Professor of banking and finance at the Business School Thorsten Beck said London had the potential to take the lead on sukuk debt issuance because of its historical relationship with Islamic finance and the infrastructure it has in place to support product development and new kinds of funding.

This position could be compromised, he said, when the UK finally ends the Brexit transition period on December 31.

“If you asked whether London could also become a European Centre for Sharia-compliant finance, I have to be a bit more sceptical because we have to see what is going to happen with Brexit. There are other competitors such as the Netherlands, for example, that also want to tap this market,” Mr Beck told The National.

Mr Hauser said the UK’s historical relationship with the sector, from the commodity-based short-term liquidity management and trade finance of the 1970s to the first UK Islamic bank, investment funds and takaful in 1980s, make it the pre-eminent centre for Islamic finance.

“That reflects its significant, well-established domestic Muslim population; its strong relationships with the wider Muslim world; and its deep expertise in financial market origination and distribution, embedded in a mature legal and regulatory framework,” he said.

Key aspects of Islamic finance also make it particularly well-suited to financing the post-COVID-19 recovery.

“First, the philosophical focus on equity-like sharing of risk and reward will become increasingly relevant as market participants get to grips with the scale of debt accumulated in response to Covid,” he said.

When interest rates are low, the attractions of conventional debt are obvious, Mr Hauser said, particularly for those able to lock in fixed-term rates in local currencies. Those borrowing at floating rates, short maturities or in foreign currencies, however, face “sharp negative income shocks” when rates rise, debt rolls over or local currencies depreciate.

“Risk-sharing contracts, including those promoted by Islamic finance, pose materially lower medium-term risks to stability.

“The Bank of England has long advocated the risk-sharing merits of GDP-linked instruments, which could be packaged in sukuk form,” he said.

The lender has teamed up with the finance ministry and the UK Financial Conduct Authority to form a high-level working group to consider ways to foster a longer-term financial markets culture to support productive investment.

Other benefits of Islamic finance, said Mr Hauser, include the fact it avoids investing in socially detrimental activities, something that offers plenty of scope for further growth.

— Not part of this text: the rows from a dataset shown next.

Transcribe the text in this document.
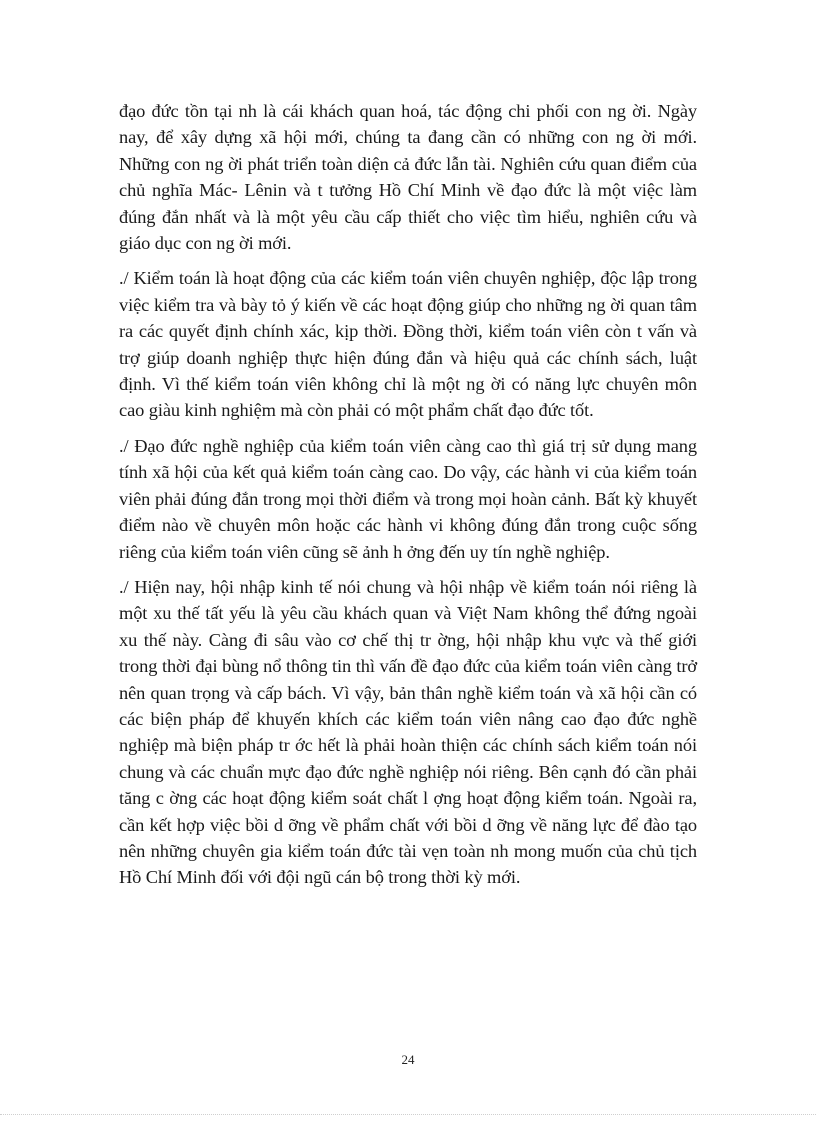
đạo đức tồn tại nh là cái khách quan hoá, tác động chi phối con ng ời. Ngày nay, để xây dựng xã hội mới, chúng ta đang cần có những con ng ời mới. Những con ng ời phát triển toàn diện cả đức lẫn tài. Nghiên cứu quan điểm của chủ nghĩa Mác- Lênin và t tưởng Hồ Chí Minh về đạo đức là một việc làm đúng đắn nhất và là một yêu cầu cấp thiết cho việc tìm hiểu, nghiên cứu và giáo dục con ng ời mới.

./ Kiểm toán là hoạt động của các kiểm toán viên chuyên nghiệp, độc lập trong việc kiểm tra và bày tỏ ý kiến về các hoạt động giúp cho những ng ời quan tâm ra các quyết định chính xác, kịp thời. Đồng thời, kiểm toán viên còn t vấn và trợ giúp doanh nghiệp thực hiện đúng đắn và hiệu quả các chính sách, luật định. Vì thế kiểm toán viên không chỉ là một ng ời có năng lực chuyên môn cao giàu kinh nghiệm mà còn phải có một phẩm chất đạo đức tốt.

./ Đạo đức nghề nghiệp của kiểm toán viên càng cao thì giá trị sử dụng mang tính xã hội của kết quả kiểm toán càng cao. Do vậy, các hành vi của kiểm toán viên phải đúng đắn trong mọi thời điểm và trong mọi hoàn cảnh. Bất kỳ khuyết điểm nào về chuyên môn hoặc các hành vi không đúng đắn trong cuộc sống riêng của kiểm toán viên cũng sẽ ảnh h ởng đến uy tín nghề nghiệp.

./ Hiện nay, hội nhập kinh tế nói chung và hội nhập về kiểm toán nói riêng là một xu thế tất yếu là yêu cầu khách quan và Việt Nam không thể đứng ngoài xu thế này. Càng đi sâu vào cơ chế thị tr ờng, hội nhập khu vực và thế giới trong thời đại bùng nổ thông tin thì vấn đề đạo đức của kiểm toán viên càng trở nên quan trọng và cấp bách. Vì vậy, bản thân nghề kiểm toán và xã hội cần có các biện pháp để khuyến khích các kiểm toán viên nâng cao đạo đức nghề nghiệp mà biện pháp tr ớc hết là phải hoàn thiện các chính sách kiểm toán nói chung và các chuẩn mực đạo đức nghề nghiệp nói riêng. Bên cạnh đó cần phải tăng c ờng các hoạt động kiểm soát chất l ợng hoạt động kiểm toán. Ngoài ra, cần kết hợp việc bồi d ỡng về phẩm chất với bồi d ỡng về năng lực để đào tạo nên những chuyên gia kiểm toán đức tài vẹn toàn nh mong muốn của chủ tịch Hồ Chí Minh đối với đội ngũ cán bộ trong thời kỳ mới.

24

“Issuance of so-called ‘green sukuk’ has risen sharply in the past three years – and the Islamic Development Bank issued an innovative $1.5bn sustainability sukuk in June. But these are still quite modest numbers relative to the vast sums of money now looking to invest in credible environmental, social and governance assets,” he said.

Islamic banks often face challenges in efficiently managing their liquidity, because the ban on the payment or receipt of interest prevents them from accessing the tools to do so.

Mr Hauser said the BoE’s new Alternative Liquidity Facility (ALF) would “help level the playing field” as it allows Islamic banks to hold a reserves-like asset in a non-interest based environment.

Set for release in the next few months, the ALF will be structured as a wakalah or fund-based model often used by the sector.

“The strengths of this model include its relative simplicity – conceptually and practically – and its flexibility to accommodate future changes in what is a still fast-developing market,” Mr Hauser said.

The ALF will grow as the UK Islamic bank sector grows. And it will be well-placed to exploit the growing diversification of available HQLA-eligible sukuk assets.”